11th-century count in northern Swabia

Frederick of Büren ( 1053) was a count in northern Swabia and an ancestor of the imperial Staufer dynasty.

The name Frederick of Büren is known only from the Tabula Consanguinitatis, a Staufer genealogy drawn up by the monk Wibald in the mid-12th century. Wibald writes that Frederick of Büren was the son of an unspecified Frederick and the father of Duke Frederick I of Swabia, "who built Stauf", the castle from which the family later took its name. Otto of Freising, in his Gesta of the Emperor Frederick Barbarossa, records that Duke Frederick I was descended "from the most noble counts of Swabia" without naming them.

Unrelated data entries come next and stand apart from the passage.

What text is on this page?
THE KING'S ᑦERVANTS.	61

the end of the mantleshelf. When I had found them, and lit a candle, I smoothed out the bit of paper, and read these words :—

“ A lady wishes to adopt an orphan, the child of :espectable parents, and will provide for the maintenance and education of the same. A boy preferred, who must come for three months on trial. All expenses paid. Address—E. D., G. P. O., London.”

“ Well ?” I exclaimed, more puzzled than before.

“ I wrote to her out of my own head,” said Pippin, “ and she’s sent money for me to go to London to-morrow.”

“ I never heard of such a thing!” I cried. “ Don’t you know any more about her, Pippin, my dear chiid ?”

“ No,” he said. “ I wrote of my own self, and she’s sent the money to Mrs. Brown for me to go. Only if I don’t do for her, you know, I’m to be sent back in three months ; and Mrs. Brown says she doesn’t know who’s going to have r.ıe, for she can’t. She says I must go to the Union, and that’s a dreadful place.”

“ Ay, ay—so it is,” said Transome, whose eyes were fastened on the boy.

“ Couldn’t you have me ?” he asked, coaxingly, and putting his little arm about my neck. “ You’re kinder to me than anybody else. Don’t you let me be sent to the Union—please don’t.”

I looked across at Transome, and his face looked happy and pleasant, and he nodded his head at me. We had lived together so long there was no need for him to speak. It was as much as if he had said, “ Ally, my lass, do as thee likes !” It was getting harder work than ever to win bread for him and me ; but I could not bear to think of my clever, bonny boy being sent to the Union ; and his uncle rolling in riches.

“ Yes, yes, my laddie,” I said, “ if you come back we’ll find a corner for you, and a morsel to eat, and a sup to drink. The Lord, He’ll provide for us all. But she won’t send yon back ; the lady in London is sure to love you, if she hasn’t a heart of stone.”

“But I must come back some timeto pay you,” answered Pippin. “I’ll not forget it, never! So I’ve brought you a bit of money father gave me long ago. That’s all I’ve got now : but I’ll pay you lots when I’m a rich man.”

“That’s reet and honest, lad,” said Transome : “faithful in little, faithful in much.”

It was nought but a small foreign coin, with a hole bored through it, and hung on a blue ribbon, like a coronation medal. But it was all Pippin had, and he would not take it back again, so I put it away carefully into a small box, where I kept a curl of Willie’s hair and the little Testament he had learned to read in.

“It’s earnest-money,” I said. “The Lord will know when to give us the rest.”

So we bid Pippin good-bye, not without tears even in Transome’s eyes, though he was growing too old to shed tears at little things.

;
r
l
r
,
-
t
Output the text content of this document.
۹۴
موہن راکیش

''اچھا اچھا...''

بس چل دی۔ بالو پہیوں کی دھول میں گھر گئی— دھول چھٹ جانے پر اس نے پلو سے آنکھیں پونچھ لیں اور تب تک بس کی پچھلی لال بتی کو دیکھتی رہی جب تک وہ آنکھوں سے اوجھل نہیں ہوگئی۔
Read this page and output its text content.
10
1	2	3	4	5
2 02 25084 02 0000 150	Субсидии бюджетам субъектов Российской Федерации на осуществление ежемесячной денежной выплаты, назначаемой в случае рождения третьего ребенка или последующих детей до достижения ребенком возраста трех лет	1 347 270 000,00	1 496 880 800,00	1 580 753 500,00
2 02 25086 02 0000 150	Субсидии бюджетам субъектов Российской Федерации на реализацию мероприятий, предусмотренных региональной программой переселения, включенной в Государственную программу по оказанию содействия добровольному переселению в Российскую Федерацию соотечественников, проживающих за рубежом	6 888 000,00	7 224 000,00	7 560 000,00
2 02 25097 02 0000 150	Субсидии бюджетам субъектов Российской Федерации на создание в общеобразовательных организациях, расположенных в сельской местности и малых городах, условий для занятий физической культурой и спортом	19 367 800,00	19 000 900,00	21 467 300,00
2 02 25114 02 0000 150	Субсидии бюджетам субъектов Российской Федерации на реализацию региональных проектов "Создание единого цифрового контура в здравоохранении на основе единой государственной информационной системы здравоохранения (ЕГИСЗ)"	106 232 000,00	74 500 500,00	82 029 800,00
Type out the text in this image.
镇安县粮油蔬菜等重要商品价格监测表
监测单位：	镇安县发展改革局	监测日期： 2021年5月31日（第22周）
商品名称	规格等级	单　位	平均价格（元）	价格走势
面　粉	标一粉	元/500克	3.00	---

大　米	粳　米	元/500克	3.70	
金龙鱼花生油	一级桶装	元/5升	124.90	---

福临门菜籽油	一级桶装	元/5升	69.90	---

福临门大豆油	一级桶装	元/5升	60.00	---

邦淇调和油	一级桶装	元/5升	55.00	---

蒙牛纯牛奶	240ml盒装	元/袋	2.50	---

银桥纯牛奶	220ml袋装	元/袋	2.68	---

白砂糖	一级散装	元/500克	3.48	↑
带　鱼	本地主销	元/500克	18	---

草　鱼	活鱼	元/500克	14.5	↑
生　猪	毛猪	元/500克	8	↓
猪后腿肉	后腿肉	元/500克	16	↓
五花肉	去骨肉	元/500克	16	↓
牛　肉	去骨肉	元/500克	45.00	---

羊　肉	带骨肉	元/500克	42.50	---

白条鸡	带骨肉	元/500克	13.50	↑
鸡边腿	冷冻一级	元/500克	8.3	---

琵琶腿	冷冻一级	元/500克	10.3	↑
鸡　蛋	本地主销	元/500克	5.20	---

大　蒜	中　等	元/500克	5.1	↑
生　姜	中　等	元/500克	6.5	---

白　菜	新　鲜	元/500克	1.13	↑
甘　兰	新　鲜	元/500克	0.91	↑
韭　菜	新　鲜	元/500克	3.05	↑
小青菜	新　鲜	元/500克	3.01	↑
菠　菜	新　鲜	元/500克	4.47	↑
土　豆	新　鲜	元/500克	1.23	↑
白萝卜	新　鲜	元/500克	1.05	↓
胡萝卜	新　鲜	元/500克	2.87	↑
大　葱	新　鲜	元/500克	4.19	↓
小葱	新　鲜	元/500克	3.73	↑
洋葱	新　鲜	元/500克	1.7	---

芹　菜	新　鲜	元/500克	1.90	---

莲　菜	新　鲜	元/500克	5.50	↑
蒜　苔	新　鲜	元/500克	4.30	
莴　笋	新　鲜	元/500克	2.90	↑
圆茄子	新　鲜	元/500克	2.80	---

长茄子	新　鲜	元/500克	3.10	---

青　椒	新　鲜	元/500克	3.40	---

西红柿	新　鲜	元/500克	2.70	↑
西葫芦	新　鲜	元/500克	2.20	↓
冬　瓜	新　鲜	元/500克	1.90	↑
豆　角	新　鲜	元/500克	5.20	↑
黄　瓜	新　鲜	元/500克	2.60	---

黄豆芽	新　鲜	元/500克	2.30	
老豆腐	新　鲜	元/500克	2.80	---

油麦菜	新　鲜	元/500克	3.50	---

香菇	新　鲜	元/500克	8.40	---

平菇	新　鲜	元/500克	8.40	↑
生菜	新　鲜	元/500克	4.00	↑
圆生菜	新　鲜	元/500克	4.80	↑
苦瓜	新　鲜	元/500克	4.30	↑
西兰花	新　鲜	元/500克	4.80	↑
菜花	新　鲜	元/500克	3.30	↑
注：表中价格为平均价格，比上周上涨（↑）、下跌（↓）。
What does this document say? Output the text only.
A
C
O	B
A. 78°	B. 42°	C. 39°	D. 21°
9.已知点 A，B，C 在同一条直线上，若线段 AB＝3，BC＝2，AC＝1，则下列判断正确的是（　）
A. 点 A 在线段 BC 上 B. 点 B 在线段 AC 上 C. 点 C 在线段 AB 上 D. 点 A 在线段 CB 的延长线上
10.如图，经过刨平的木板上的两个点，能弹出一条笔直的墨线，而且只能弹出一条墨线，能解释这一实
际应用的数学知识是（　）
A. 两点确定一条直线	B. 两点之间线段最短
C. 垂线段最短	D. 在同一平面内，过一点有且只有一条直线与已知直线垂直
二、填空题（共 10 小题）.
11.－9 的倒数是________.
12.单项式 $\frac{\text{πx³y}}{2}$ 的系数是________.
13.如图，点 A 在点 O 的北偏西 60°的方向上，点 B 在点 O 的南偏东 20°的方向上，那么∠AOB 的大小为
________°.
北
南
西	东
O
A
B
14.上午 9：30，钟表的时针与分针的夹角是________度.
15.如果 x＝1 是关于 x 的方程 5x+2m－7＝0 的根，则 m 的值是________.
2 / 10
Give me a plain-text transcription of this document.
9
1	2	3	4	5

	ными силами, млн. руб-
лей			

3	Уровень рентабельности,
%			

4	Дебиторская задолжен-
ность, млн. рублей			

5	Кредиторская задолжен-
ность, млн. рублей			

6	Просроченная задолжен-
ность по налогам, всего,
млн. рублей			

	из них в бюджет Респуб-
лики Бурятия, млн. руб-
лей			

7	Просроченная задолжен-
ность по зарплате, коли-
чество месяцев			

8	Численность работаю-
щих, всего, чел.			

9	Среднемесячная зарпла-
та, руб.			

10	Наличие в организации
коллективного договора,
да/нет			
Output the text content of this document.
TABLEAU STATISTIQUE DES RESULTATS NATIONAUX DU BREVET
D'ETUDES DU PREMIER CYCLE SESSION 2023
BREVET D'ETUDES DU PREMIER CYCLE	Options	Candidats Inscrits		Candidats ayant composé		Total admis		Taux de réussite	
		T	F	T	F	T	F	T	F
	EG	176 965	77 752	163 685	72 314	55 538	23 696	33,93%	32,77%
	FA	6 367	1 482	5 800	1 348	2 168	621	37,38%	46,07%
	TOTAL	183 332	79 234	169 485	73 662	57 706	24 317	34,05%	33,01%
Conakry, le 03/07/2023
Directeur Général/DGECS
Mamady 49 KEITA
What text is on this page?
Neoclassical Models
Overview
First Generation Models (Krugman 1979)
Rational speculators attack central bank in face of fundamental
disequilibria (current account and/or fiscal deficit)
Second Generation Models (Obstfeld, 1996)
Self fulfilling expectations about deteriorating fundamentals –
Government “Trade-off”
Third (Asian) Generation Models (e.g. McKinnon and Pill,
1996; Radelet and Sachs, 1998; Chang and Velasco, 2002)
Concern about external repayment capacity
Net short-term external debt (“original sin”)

Büren is usually identified with Wäschenbeuren and Frederick with the count of the same name who appears as a witness in a charter of 1053. Also appearing in that charter is the count palatine Frederick, who it is speculated may have been Frederick of Büren's father, since the title of count palatine in Swabia is later found with Frederick of Büren's second son, Louis. Wäschenbeuren lies not far from Stauf.

Frederick's stature in Swabia and neighbouring Alsace is proved by his advantageous marriage. He married Hildegard of Egisheim, a niece of Pope Leo IX. It is generally thought that the Staufer acquired Sélestat through this marriage. Besides the aforementioned sons, Frederick and Louis, Frederick and Hildegard had a son named Otto, who became bishop of Strasbourg, and a daughter named Adelaide, who was the mother of Bishop Otto of Bamberg.